A bunch of goons close in on a government official for doing his duty rightly in the middle of the small town the film is set in. The government official (Vidharth) has already been beaten black and blue at the goons’ den once. To top it all off, his hands are tied at the back – this, obviously, restricts his movements. The goons, then, throw warnings and flash machetes to show their power. They are almost certain that they can’t be touched in their town.
At this point, we already know that the hero of Kodiveeran, Sasikumar, is going to make an entry to save Vidharth and put a dent in the goons’ plans. But how’s he going to do that? That’s the interesting bit you’ll find here. Sasikumar’s on-screen sister, Sanusha, is ready with her share of praises for her brother. Before the praises come in, though, the dialogue-less scene where she honks at them incessantly is what I liked the most. This scene speaks about the source of her courage – her brother. It’s also a nice masala bit that stayed with me for some time.
However, from that initial vigor, everything goes back to the regular text of Tamil films that are made away from the big city lights of Chennai and Coimbatore.

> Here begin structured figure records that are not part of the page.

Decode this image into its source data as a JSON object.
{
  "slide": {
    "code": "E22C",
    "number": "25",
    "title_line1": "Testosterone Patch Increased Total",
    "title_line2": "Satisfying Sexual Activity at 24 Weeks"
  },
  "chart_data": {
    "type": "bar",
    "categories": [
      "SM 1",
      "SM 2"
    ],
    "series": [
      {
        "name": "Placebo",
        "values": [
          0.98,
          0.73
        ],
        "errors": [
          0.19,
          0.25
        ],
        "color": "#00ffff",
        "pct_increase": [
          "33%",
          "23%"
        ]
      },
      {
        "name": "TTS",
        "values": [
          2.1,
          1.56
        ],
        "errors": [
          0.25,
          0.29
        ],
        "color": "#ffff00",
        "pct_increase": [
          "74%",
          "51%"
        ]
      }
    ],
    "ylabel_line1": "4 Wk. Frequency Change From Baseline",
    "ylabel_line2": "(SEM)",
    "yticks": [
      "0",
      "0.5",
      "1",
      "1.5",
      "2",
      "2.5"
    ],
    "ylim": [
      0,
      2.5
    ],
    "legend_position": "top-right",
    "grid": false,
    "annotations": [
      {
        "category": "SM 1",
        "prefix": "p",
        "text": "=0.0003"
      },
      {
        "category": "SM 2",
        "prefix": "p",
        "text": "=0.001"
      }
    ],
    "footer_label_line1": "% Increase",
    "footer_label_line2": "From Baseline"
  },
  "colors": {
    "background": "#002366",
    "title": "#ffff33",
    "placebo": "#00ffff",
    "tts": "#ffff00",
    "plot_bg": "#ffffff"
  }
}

Just a month and a half ago, Tamil cinema saw the release of Meyaadha Maan in which Vaibhav and Indhuja played siblings. In Meyaadha Maan and Kodiveeran, the male protagonists look after their younger siblings – Indhuja and Sanusha respectively – like how a parent would. Their affection for each other comes from the place of dependence and trust. Plus, the lack of parents at their homes draws them closer.
The “sister sentiment” in Kodiveeran is taken a step higher as even the villain – played by Pasupathy – has a sister (Poorna). While Sasikumar and Sanusha stand for truth and honesty, Pasupathy and Poorna stand for greed. Vidharth, too, has a sister (Mahima Nambiar) who, by nature, of her mere presence, fits the bill of the romantic interest of the hero. All these men and women flow in and out of the movie quite easily. Yet, the way their characters are designed isn’t something new.
Mahima Nambiar gets a fun song in which she dances with Sasikumar because she’s the female lead, and, in the few scenes Sanusha gets that doesn’t involve Sasikumar, she’s seen talking about the greatness of her brother. This kind of heavy-duty hero-worship makes the other characters feel cartoonish.
Probably Vidharth is the only actor who doesn’t get to mouth punch dialogues. He appears in ironed clothes, and his short lines do their job perfectly well.
But when it comes to the other characters, especially the interactions between Pasupathy’s Villangam and Sasikumar’s Kodiveeran – about the good and the bad of the society, and who’s more powerful – the lines run without punctuations. They just go on and on. I really wonder if this is what happens in small towns (or is it just writer-director Muthaiya’s penchant for such stories and themes that make him come up with such long sentences?).
Sasikumar is becoming synonymous with action dramas set in small towns. By now, he must have at least killed 100 men on-screen with his sharp knives and machetes. And the amount of dialogues that praise his skills in these kinds of movies come with a red flag – are they necessary all the time?
The punch dialogues went hand-in-hand with the visuals in his last year’s release Kidaari, where he played a thug under the thumb of Vela Ramamoorthy. In Kodiveeran, that flavor of hanging on to the rough end of an action spectacle is missing.
The best scenes featuring Pasupathy have no dialogues at all. Look at his eyes when he extends his hand to ask for Poorna’s “thaali” – with a tear drop – when she refuses to part with it after her husband’s demise. That’s what Pasupathy is capable of.
Muthaiya’s Kodiveeran hasn’t given me any extra cheer of having watched a gripping drama, nor has it left me asking for water to calm my nerves.